That’s why I was wondering if that was true in JWST world as well, as you were talking about all these corrections. When we correct we never correct perfectly. And knowing those imperfections is super important and has a huge effect on how much science can be extracted

@freyablekman Probably less of an issue the kind of astronomy I do – if I can see it in a series of separate data sets, it must be real. Quite how far / bright etc. is secondary 🙂

But there are many fields (e.g. dark matter & energy surveys, exoplanet spectroscopy) where systematics & an understanding how well they're known are absolutely crucial, very much as it is for you.

@markmccaughrean 🙏 thanks for the explanation, I learned something new today

@freyablekman My pleasure – I always find it interesting & instructive to talk with scientists in other fields, as it helps hone my understanding.

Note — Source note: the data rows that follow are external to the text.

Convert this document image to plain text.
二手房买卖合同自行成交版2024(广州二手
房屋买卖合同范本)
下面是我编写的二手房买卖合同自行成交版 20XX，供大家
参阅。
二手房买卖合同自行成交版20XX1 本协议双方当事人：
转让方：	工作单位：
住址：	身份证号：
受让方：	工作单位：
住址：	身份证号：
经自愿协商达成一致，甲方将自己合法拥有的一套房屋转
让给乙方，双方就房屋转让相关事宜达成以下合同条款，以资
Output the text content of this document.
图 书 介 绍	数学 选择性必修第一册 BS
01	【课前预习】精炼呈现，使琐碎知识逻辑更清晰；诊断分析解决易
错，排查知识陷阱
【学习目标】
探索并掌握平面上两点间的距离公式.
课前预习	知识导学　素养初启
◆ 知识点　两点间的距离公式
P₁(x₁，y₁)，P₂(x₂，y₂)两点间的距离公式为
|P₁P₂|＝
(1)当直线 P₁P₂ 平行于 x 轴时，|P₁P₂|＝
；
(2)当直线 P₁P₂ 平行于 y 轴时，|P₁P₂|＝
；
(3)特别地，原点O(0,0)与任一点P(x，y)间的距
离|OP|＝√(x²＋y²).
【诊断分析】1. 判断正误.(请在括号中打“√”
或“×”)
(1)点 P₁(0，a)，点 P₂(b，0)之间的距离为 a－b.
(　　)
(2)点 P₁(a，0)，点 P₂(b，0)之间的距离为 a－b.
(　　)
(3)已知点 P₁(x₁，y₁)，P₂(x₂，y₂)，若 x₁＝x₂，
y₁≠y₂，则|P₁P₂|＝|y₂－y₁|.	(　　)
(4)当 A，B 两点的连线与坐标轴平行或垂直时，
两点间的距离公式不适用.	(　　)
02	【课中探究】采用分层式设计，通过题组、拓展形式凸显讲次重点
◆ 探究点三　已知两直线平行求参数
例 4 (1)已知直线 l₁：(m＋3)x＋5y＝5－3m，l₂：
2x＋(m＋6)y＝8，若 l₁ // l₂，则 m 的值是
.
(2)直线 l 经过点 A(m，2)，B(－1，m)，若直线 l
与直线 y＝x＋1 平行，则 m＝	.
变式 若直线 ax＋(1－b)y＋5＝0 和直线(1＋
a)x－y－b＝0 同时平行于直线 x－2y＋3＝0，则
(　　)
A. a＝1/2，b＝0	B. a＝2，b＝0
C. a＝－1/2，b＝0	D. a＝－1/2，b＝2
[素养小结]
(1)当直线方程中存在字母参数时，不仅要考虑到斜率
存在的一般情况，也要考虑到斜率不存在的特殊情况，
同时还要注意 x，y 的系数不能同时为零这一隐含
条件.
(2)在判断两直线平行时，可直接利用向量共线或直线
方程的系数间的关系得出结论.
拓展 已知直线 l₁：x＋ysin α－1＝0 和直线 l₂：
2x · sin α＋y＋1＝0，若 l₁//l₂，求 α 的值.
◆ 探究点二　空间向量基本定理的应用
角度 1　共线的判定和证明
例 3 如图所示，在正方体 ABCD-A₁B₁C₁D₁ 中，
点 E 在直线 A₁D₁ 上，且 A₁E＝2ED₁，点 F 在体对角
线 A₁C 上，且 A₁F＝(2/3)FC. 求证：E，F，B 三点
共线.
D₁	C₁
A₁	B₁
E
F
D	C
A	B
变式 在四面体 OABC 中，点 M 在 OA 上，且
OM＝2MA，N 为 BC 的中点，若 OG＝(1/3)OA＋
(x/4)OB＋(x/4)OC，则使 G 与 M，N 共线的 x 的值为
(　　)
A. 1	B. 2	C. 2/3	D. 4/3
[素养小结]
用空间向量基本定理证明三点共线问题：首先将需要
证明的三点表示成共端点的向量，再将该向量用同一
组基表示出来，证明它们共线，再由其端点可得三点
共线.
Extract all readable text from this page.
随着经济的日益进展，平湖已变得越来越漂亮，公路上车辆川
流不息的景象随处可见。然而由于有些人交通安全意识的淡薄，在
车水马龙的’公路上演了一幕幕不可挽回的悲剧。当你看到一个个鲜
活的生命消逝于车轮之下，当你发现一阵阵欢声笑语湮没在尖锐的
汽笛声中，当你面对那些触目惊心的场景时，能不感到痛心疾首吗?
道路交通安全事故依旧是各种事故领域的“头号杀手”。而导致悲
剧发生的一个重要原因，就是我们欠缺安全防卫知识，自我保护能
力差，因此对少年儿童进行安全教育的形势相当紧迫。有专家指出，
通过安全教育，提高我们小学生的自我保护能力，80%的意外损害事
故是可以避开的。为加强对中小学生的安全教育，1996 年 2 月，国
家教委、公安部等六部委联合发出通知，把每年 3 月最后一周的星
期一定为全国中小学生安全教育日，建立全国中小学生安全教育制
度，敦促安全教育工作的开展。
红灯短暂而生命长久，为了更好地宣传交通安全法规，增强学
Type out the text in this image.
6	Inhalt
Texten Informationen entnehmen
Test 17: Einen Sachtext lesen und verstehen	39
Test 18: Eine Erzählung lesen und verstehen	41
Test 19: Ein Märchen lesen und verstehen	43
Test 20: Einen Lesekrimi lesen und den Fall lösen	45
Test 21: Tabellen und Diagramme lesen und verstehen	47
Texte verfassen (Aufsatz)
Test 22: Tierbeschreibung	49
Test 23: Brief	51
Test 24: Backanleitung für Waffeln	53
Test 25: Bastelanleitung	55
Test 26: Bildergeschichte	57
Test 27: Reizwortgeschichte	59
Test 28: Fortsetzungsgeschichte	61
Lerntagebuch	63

I gave a talk about JWST at EMBL here in Heidelberg last year, & one of the questions was "why do you put subtended angles & not a physical scale bar on all your images?"

Took me a second before I realised that they, as microscopists, know the exact distance to their object of interest & thus scale, while it's often a lot less certain for us.

Simeon Schmauß Jan 29

@markmccaughrean Fantastic processing, Mark! This time was indeed well spent.
Since I've been playing with the JWST pipeline lately, did you apply any modifications over to the default products that would appear on MAST?

@stim3on Thanks, Simeon 🙂 Usually we apply a modified pipeline to our JWST data, extending dynamic range & tweaking astrometry. It wasn’t needed in this case though, so I started from the default latest MAST products. That said, I ended up leaving out a couple of wavelengths from the composite as they had bad background matching, something we’d need to fix manually. But there was a huge amount of post-pipeline processing needed, especially to clean various noise terms up 😬✌️